Şam hükümeti taraftarlarının Kürt halkına karşı ırkçı sloganlar atmasının ardından, Suriye İçişleri Bakanlığı Sözcüsü Nureddin Baba, Rûdaw’a yaptığı açıklamada; hükümetlerinin Suriye'nin bölünmesini veya federalizmi reddetmesinin, "Suriye'nin hiçbir bileşenine karşı ırkçı hakaretleri kabul edecekleri anlamına gelmediğini" belirtti.
Suriyeli yetkilinin bu açıklaması, Cuma günü Şam hükümeti taraftarlarının bazı şehir ve kasabalarda düzenledikleri yürüyüşlerde, Kürtlere karşı ırkçı sloganları tekrarlamalarının ardından geldi.
Minbic şehrinde, ayakkabı boya sandığı havaya kaldırılarak onlarca kişi Kürtlere hakaret amacıyla "Boya... Boya" diye bağırdı.
Suriye'de ve Rojava ırkçılar tarafından Kürtlerin "ayakkabı boyacısı" olarak adlandırılması, bir küçümseme ve hakaret olarak kabul ediliyor.
Suriye İçişleri Bakanlığı Sözcüsü olaylarla ilgili Rûdaw'a şunları söyledi:
"Bazı siyasi güçlerin kötülüğü, dini ve milli kavramlara ve Suriye'nin tüm bileşenlerine karşı kötü bir cevabın gerekçesi olamaz. Suriye devleti, kanun önünde tüm vatandaşlarına eşit gözle bakar ve mezhepsel veya ırksal temelli her türlü ayrımcılığı reddeder."
Minbic’teki bir gösteride ayakkabı ve boya sandığı havaya kaldırıldı. Yüzlerce gösterici hep bir ağızdan Kürtlere hakaret etmek amacıyla "Boya, boya!" diye bağırdı. Bu hareket ile Kürtlerin aşağılanması amaçlandı
Kürtlere neden boyacı deniyor?
Tanınmış Suriyeli Arap şahsiyet ve vaiz Dr. Şeyh Abdullah Temimi, bu yılın Eylül ayında yayınladığı bir videoda, Kürtlere karşı kullanılan bu lakabın Kürtler için bir ayıp değil, "rejimlerin bir suçu" olduğunu belirtmişti.
Şeyh Abdullah Temimi şöyle diyor:
"Kürtler İslam tarihinde, Osmanlı Devleti'nde ve hatta Suriye'nin kuruluşunun başlarında iktidar, ilim ve servet sahibiydiler; onlar paşa, bey ve ağaydılar ve bölgenin korunmasında rolleri vardı."

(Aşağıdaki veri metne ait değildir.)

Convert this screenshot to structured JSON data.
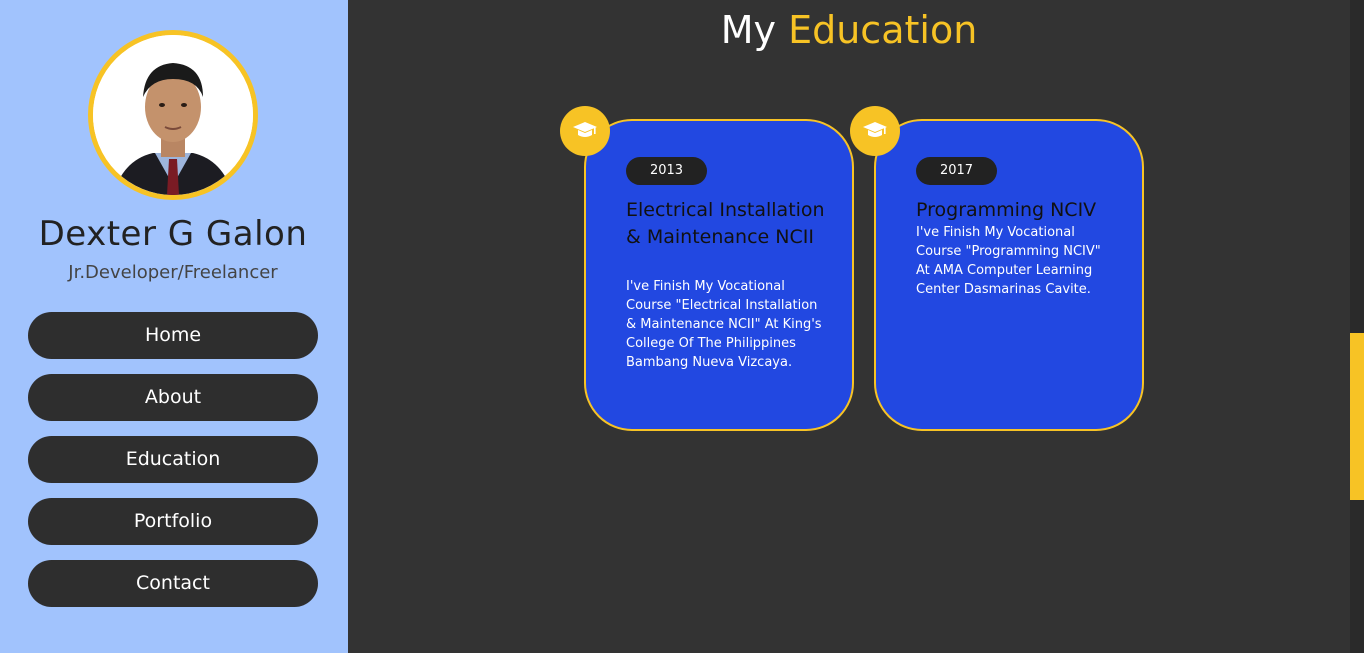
{
  "profile": {
    "name": "Dexter G Galon",
    "role": "Jr.Developer/Freelancer"
  },
  "nav": {
    "items": [
      {
        "label": "Home"
      },
      {
        "label": "About"
      },
      {
        "label": "Education"
      },
      {
        "label": "Portfolio"
      },
      {
        "label": "Contact"
      }
    ]
  },
  "main": {
    "title_prefix": "My",
    "title_accent": "Education"
  },
  "education": [
    {
      "year": "2013",
      "title": "Electrical Installation & Maintenance NCII",
      "description": "I've Finish My Vocational Course \"Electrical Installation & Maintenance NCII\" At King's College Of The Philippines Bambang Nueva Vizcaya.",
      "icon": "graduation-cap-icon"
    },
    {
      "year": "2017",
      "title": "Programming NCIV",
      "description": "I've Finish My Vocational Course \"Programming NCIV\" At AMA Computer Learning Center Dasmarinas Cavite.",
      "icon": "graduation-cap-icon"
    }
  ],
  "colors": {
    "accent": "#f7c325",
    "sidebar": "#a1c3fd",
    "card": "#2248e1",
    "background": "#333333"
  }
}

Suriyeli vaize göre, Suriye ve Rojava Kürtleri arasında boyacılık mesleğinin ortaya çıkması, ‘Arap Nazileri’nin ve birbirini izleyen Suriye rejimlerinin politikalarının bir sonucuydu.
Temimi şöyle devam ediyor:
"1962 yılında 120 bin Kürt ailenin kimlikleri ellerinden alınıp, arazileri ve malları gasp edildiğinde, okumalarına izin verilmedi ve hatta evlenmeleri bile yasaklandı, bu yüzden çaresiz kalarak Şam'a yönelmek zorunda kaldılar."
Temimi, hakaret eden Araplara seslenerek "Ayıp ve utanç sizin içindir, çünkü o insanların malını ve mülkünü çalan sizsiniz. Kürtler dilencilik veya hırsızlık yapmak istemediler, aksine iş boyacılık bile olsa alın teriyle ve başları dik yaşamayı istediler" diyor.